Als der Tag begann
Bagels und Muffins. Eine freundliche Dame mit einem hübschen Lächeln und dünnen Dreadlocks namens Sheila nahm die Anmeldungen der Finalisten entgegen. Sie ermutigte mich zuzugreifen. »Bitte, Liebes, niemand hat etwas davon angerührt, und wir schmeißen es nachher nur weg. Das ganze Tablett ist noch zu haben.«
Mehr brauchte ich nicht zu hören. Als mein Name aufgerufen wurde und sie sich anschickte, aus dem Raum zu gehen, stopfte ich in Windeseile das Gebäck in meine Tasche.
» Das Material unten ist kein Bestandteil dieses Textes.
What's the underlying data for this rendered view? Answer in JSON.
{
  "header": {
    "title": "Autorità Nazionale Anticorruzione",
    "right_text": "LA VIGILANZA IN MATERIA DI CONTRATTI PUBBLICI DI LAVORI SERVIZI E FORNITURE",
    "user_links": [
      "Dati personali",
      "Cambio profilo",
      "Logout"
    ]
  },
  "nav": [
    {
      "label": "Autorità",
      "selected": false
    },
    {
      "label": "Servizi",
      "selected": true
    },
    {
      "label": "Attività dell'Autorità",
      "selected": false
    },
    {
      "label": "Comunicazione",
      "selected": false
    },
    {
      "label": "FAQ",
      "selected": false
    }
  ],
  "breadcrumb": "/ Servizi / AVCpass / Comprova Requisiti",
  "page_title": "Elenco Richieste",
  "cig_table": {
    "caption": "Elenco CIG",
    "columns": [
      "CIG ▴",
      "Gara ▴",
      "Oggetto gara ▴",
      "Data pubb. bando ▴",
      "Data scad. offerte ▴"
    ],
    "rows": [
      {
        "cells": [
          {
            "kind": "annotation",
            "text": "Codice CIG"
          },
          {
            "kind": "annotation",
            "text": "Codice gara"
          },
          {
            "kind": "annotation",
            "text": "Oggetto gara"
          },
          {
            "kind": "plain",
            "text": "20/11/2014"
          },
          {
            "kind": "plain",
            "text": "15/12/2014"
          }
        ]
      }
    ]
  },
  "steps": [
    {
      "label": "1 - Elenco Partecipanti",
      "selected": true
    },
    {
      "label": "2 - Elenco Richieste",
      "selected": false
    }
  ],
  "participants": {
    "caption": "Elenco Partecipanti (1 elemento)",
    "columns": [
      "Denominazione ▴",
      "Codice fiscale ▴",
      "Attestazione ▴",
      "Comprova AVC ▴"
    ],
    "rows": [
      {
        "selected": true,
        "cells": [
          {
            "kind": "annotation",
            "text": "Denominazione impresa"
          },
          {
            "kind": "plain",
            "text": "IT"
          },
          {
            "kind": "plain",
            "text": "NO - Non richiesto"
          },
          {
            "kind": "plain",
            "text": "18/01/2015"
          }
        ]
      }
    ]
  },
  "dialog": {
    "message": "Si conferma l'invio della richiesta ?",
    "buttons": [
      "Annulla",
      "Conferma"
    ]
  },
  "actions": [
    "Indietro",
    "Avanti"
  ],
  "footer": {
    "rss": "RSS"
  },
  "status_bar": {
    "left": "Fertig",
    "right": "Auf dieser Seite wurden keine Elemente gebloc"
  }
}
Sie hatte mich doch aufgefordert, mich zu bedienen.
Ich betrat einen Konferenzraum mit einem langen Eichentisch in der Mitte, um den ungefähr zwölf geschäftsmäßig gekleidete Männer und Frauen saßen. An einem Ende des Tisches stand ein leerer Stuhl, der eindeutig für mich bestimmt war. Ich steuerte ihn an.
Meine Hände waren noch immer voller Puderzucker. »Entschuldigen Sie bitte«, sagte ich und nahm aus einer Schachtel auf dem Tisch ein Kleenex. Ich nahm Platz und wischte mir die Hände ab. Zwölf Augenpaare musterten mich eingehend.
Ich wusste, dass es in diesem Gespräch um meinen Aufsatz gehen
würde. Beschreiben Sie ein Hindernis , das Sie überwunden haben , hatte die Fragestellung gelautet. Nachdem ich mittlerweile achtzehn war und nicht mehr fürchten musste, vom Jugendamt zu einem Heimaufenthalt gezwungen zu werden, hatte ich auch darüber geschrieben, obdachlos zu sein. Ich hatte mit nichts hinterm Berg gehalten.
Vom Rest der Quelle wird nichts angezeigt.